Le malaise des maires est grand, et ce n'est pas une lettre pour vanter tout ce qui a été fait pour eux depuis un an et demi qui suffira à le dissiper. D’autant que l’absence d’Emmanuel Macron, mardi, alors qu’il avait promis d’être présent à une manifestation qui doit rassembler entre 10 000 et 15 000 personnes, apparaît aux yeux de beaucoup d’édiles comme une dérobade. 

Mais au-delà des postures et des bise-billes entre le pouvoir et l’Association des maires de France, il faut bien comprendre que le malaise de ces élus est profond. Pensez que selon une enquête du CEVIPOF, publiée la semaine dernière, près de la moitié des maires en place envisagent de ne pas se représenter en 2020. Et les raisons sont simples: le flou quant à la compensation pour les communes de la taxe d’habitation qui va être supprimée ; une refonte de la fiscalité locale, et plus globalement les difficultés – en particulier financières - de plus en plus grandes que rencontrent les maires pour répondre aux attentes de leurs administrés.  

Cette tension traduit-elle là encore une opposition entre la France des villes et la France des campagnes ?  

Il y a dans cette forme de désespérance des maires notamment en milieu rural, le même sentiment d’abandon qu’éprouvent leurs populations. Abandon du pouvoir central, abandon d’un certain nombre de services publics (transports, hôpitaux…) et même dans certains cas la difficulté quand ce n’est pas l’incapacité à assurer la sécurité.
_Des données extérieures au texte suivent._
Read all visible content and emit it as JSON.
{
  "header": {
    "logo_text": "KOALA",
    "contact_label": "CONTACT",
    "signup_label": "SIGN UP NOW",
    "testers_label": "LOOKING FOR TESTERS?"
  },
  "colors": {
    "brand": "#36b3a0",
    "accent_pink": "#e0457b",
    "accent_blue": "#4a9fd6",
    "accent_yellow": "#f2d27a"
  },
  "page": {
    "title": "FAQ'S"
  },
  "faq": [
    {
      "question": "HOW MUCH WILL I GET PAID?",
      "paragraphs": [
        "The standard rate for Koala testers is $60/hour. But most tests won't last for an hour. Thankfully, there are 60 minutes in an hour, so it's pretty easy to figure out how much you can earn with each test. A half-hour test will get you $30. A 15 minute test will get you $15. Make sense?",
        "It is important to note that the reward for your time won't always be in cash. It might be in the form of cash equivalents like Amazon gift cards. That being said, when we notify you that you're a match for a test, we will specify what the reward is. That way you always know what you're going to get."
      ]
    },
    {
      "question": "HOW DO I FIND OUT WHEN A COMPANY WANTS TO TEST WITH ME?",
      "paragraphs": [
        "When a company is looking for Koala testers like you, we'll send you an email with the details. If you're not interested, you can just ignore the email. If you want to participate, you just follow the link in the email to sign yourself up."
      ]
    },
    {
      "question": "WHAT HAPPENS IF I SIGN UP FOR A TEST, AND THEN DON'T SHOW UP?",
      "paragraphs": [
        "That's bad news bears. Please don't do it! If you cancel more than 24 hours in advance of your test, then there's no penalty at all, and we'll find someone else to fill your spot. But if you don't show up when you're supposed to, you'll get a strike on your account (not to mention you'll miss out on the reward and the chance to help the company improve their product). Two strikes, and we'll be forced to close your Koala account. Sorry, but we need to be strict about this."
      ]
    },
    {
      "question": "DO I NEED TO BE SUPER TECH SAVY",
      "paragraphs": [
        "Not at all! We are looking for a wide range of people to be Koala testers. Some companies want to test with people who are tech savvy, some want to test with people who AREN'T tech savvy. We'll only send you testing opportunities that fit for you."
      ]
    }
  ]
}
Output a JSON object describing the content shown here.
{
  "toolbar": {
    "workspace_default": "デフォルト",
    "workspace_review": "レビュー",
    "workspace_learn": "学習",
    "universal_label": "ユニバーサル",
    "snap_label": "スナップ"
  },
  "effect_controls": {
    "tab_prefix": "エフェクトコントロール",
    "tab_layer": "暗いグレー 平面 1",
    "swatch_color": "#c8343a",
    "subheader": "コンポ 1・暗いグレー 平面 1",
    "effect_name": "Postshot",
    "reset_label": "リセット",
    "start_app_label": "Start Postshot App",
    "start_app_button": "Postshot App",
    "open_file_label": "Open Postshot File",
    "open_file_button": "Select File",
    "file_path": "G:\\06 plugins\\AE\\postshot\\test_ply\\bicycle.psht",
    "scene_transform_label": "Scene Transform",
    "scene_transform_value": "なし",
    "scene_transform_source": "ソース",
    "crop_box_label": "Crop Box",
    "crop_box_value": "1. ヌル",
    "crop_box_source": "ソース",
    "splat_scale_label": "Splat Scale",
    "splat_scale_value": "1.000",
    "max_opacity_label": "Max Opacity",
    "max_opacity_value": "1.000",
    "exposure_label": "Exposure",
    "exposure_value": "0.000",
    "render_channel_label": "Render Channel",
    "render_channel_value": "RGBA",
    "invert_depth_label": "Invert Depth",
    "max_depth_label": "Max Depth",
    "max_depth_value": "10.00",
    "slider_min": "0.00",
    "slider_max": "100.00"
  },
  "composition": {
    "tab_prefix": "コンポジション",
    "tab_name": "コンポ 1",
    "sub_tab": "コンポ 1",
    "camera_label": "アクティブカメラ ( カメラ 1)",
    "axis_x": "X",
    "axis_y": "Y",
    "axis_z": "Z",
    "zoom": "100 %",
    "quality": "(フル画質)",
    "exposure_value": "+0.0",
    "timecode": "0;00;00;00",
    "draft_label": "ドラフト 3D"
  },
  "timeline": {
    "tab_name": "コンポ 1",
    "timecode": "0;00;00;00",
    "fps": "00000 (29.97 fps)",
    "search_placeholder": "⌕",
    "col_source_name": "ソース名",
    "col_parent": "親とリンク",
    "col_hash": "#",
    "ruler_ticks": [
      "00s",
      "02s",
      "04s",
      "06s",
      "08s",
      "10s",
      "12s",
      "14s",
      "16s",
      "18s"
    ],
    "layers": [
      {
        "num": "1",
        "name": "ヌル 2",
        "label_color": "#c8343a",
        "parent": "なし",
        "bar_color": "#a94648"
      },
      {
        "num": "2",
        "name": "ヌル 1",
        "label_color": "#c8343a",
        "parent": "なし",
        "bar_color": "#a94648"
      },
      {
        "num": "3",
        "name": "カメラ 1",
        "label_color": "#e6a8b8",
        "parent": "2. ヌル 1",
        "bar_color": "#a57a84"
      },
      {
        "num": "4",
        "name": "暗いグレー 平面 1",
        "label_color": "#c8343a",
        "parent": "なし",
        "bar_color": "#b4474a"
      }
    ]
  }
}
Quand on ajoute à ce tableau des finances parfois exsangues, on comprend qu’un maire sur deux ne veuille pas se représenter. Ce n’est d’ailleurs pas un hasard si nombre de ces maires soutiennent les « gilets de jaune ». Dans les deux cas il y a cette terrible impression d’être les oubliés du pays.

Quelles conséquences politiques cela peut-il avoir ?  

Cela témoigne d’abord du grave dysfonctionnement de notre décentralisation ! Et quand on se souvient des extrêmes tensions qu’il y a eu fin septembre entre l’Exécutif et le Congrès des régions, on peut redouter une possible rupture entre le pouvoir et les collectivités locales. Nous n’en sommes pas là mais il y a urgence à agir et à redonner aux maires les moyens de fonctionner. Alors que les corps intermédiaires, sociaux politiques ou associatifs, n’ont jamais semblé aussi faibles, Emmanuel Macron ne peut laisser les communes s’affaiblir davantage. Le maire demeure bien un acteur essentiel de notre démocratie et ce sont des maires forts et motivés dont notre démocratie a besoin.